Specialists of London Institute of Directors (IoD) came to a conclusion that business is not serious abount information security. Only 28 out of 100 victims of cybercrimes go to the police.

British financial group Barclays together with IoD has conducted a study on computer security. The paper’s results showed that business prefer keep quiet about cyberattacks, despite the fact that half the hackers’ actions lead to violations of the workflow.

Experts believe that scale of the threat should not be underestimated. 7 out of 10 representatives of surveyed companies said that they have received fake invoices by e-mail. About a thousand of respondents said that they suspect existence of threats, but are not ready to confront them.

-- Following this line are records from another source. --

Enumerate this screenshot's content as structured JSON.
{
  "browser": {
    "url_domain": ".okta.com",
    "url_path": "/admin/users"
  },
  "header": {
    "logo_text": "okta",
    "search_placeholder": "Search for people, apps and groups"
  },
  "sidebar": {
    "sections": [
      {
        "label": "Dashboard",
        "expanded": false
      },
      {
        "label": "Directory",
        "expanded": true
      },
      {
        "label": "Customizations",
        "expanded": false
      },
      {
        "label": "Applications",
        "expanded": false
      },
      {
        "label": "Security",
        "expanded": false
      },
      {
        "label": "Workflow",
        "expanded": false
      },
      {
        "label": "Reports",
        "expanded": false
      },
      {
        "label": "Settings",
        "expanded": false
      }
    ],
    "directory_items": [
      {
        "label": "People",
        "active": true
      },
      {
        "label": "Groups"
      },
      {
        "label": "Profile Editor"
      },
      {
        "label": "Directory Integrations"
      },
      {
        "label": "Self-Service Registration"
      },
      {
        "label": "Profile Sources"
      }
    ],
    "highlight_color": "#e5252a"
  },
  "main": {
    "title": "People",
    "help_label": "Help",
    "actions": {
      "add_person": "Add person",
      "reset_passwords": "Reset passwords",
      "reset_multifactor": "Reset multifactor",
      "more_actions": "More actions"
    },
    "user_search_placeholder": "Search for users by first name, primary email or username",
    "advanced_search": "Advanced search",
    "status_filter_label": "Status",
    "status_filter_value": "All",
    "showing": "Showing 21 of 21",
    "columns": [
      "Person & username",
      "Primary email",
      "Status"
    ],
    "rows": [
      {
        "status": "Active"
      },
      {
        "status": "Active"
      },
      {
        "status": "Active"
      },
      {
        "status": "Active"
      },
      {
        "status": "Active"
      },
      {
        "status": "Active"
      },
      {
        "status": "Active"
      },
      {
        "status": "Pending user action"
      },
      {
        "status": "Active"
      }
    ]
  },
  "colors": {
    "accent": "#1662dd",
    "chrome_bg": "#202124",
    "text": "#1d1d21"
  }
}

Nine out of ten business leaders are aware about importance of computer security, but only half of them (57%) have introduced protective measures. only 20% of respondents insured risks related to potential damage from computer crime, and 68% of respondents have heard of the British national center to combat cybercrimes (Action Fraud Aware). The rest know almost nothing about what state’s measures to combat computer crime.

The reason for this may be the fact that managers often are not informed about problems, because employees do not talk about it. This fact is confirmed by a survey conducted at the RSA Conference: only one out of seven employees responsible for information protection reports of dangerous situations to General Director.

At the same time, 74% of companies said that they could be a potential target of cyberattacks in 2016, and 30% said that they see hack attempts every day. Share of experts who are confident in their ability to timely identify and adequately respond to the attacks decreased from 87% to 75%. Extent of employee awareness, responsible directly for information security, is extremely poor. 24% could not answer a question of whether there were cases of theft of user credentials in 2015; 24% do not know exactly who carried out the attack, 23% do not know whether their company suffered targeted complex attacks from hackers.